El temor a la pelea y el silencio que se instala

Es bastante habitual que el temor a caer en la pelea pueda llevarnos a menudo al silencio, a pasar sigilosamente sobre determinados temas. Por la pretendida paz se hacen muchas cosas, buenas y malas. Y esto ocurre en el ámbito fraternal, en el social y políticamente. Es como ese paradigma del elefante en la habitación que nos hace ser así lo creemos a veces elegantes, discretos, prudentes… ¿o quizás cobardes?

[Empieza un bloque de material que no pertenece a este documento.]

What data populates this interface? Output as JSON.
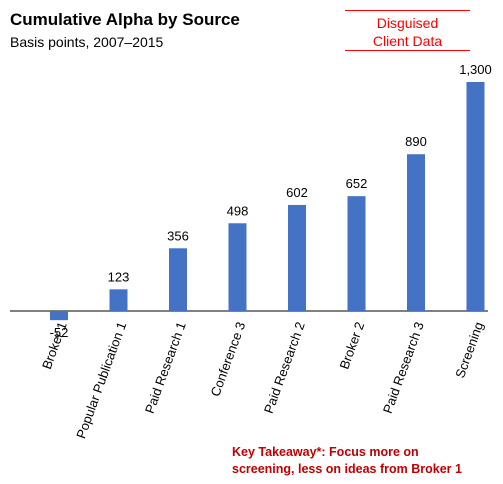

Porque lo que puede suceder es que no sabemos discutir, no hemos aprendido o lo hemos olvidado. El zasca y el mandoble han sustituido a los argumentos que exigen pensar, razonar y expresarse correctamente. X podría ser un buen ejemplo, como lo son algunos debates y tertulias o el intercambio de artículos periodísticos donde a veces parece que se trata de machacar literalmente a alguien o del lucimiento personal.

En este panorama puede resultar significativo de qué modo el hecho de no tener hermanos podría influir en esto, en ese no saber discutir, por no llevar, precisamente, un buen entrenamiento de casa, con deportividad y hábito.

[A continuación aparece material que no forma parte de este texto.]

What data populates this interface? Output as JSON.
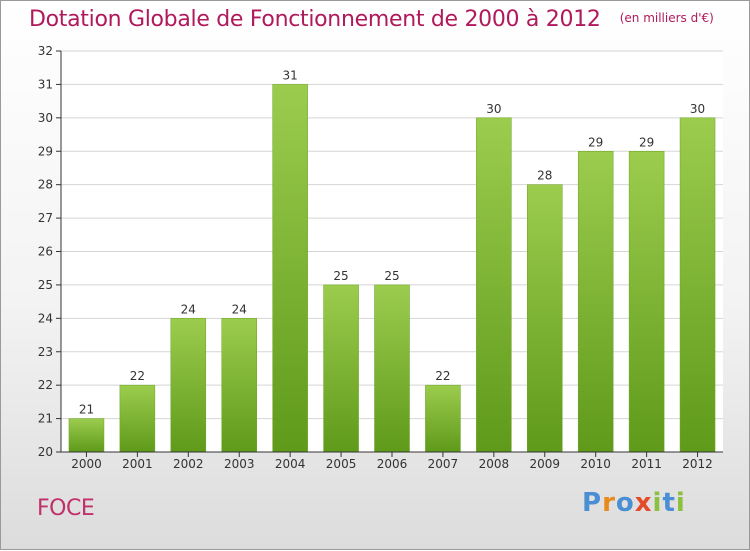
{
  "chart_data": {
    "type": "bar",
    "title": "Dotation Globale de Fonctionnement de 2000 à 2012",
    "unit_note": "(en milliers d'€)",
    "categories": [
      "2000",
      "2001",
      "2002",
      "2003",
      "2004",
      "2005",
      "2006",
      "2007",
      "2008",
      "2009",
      "2010",
      "2011",
      "2012"
    ],
    "values": [
      21,
      22,
      24,
      24,
      31,
      25,
      25,
      22,
      30,
      28,
      29,
      29,
      30
    ],
    "ylim": [
      20,
      32
    ],
    "yticks": [
      20,
      21,
      22,
      23,
      24,
      25,
      26,
      27,
      28,
      29,
      30,
      31,
      32
    ],
    "grid": true,
    "bar_color_top": "#9ccc4e",
    "bar_color_bottom": "#5f9a1a"
  },
  "place_name": "FOCE",
  "logo": {
    "text": "Proxiti",
    "letter_colors": [
      "#4a8fd4",
      "#e8891d",
      "#4a8fd4",
      "#e34b2b",
      "#8bc13f",
      "#4a8fd4",
      "#8bc13f"
    ]
  },
  "colors": {
    "title": "#b0195b",
    "place": "#c0306a",
    "grid": "#d5d5d5",
    "axis": "#333333"
  }
}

Evidentemente el equilibrio no es fácil para no caer ni en la espiral del silencio o la actitud del avestruz, ese conformismo ralo, ni en el encontronazo que puede abrir heridas graves. El buen discutidor, el buen defensor de algo, es siempre un buen asceta, no sólo un profesional de las ideas o de las palabras.

El rastro del niño único que ha sido objeto de una atención desmesurada, sin hermanos que le puedan llevar la contraria, parece evidente en algunas biografías. El narcisismo social que vivimos, el narcisismo intelectual también, podría tener que ver con una sociedad de hijos únicos: se quiere una audiencia, el apoyo o sentirse parte de una «grupete», no el tonificante aire de un auténtico debate, no la verdad.

Pero, como cualquier persona que convive con alguien sabe, lo peor no son las peleas, por malas que sean éstas. Hay algo igualmente terrible: cuando el silencio se instala, cuando ya no hay nada que decirse entre hermanos, cónyuges o amigos, cuando ya ni nos hablamos.

Como ciudad amurallada

Hay mucho que contar de la infancia y juventud y de la casa donde los Chesterton se criaron. Hay mil anécdotas divertidísimas que explican en parte por qué fue G.K. luego como fue y por qué también Cecil lo fue, un ambiente familiar que recuerda a aquel «Vive como quieras» de Capra. Pero será en otra ocasión.

Tras leer este pequeño librito de Cecil, y tratando de reconstruir con otros textos esa relación entre hermanos, me venía a la cabeza una cita: «el hermano que ayuda a su hermano es como una ciudad amurallada». Busqué su origen y me encontré con versiones diferentes de Proverbios 18-19. Y todas sirven para el caso.

La primera decía que un hermano ofendido es más irreductible que una plaza fuerte, y los litigios son como cerrojo de ciudadela. Me contaba un sacerdote buen amigo el peso que las peleas entre hermanos suponen, el daño a veces irreparable que dejan, esos también terribles silencios, el no hablarse en temporadas o durante años. La segunda versión aludía a que los hermanos que se ayudan son como una fortaleza, y los amigos como los cerrojos de una torre. Una nota supuestamente aclaratoria decía Texto dudoso, el griego es muy diferente: «Un hermano ayudado por su hermano es una plaza fuerte y alta, es fuerte como un muro real». Qué gran imagen de lo que lo que Cecil y G.K. fueron en vida e incluso tras la muerte de Cecil, esa memoria que intentó honrar de muy diversas maneras el mayor de los Chesterton: como una muralla.

Hace años paseando por un cementerio vi una lápida en la que se leía «In God´s own time we shall meet again» (en libérrima traducción «En el tiempo de Dios, en la Eternidad nos encontraremos»).

Es un gran deseo el poder encontrarnos en la Eternidad con nuestros hermanos, con nuestros padres y nuestros queridísimos amigos que están ya del otro lado.

Pero mientras tanto, mientras la muerte no sea la que nos separe temporalmente, cabe otro posible lema al hilo de los que los Chesterton nos enseñaron: que en una «buena discusión» (y no en una pelea) como hermanos sepamos encontrarnos.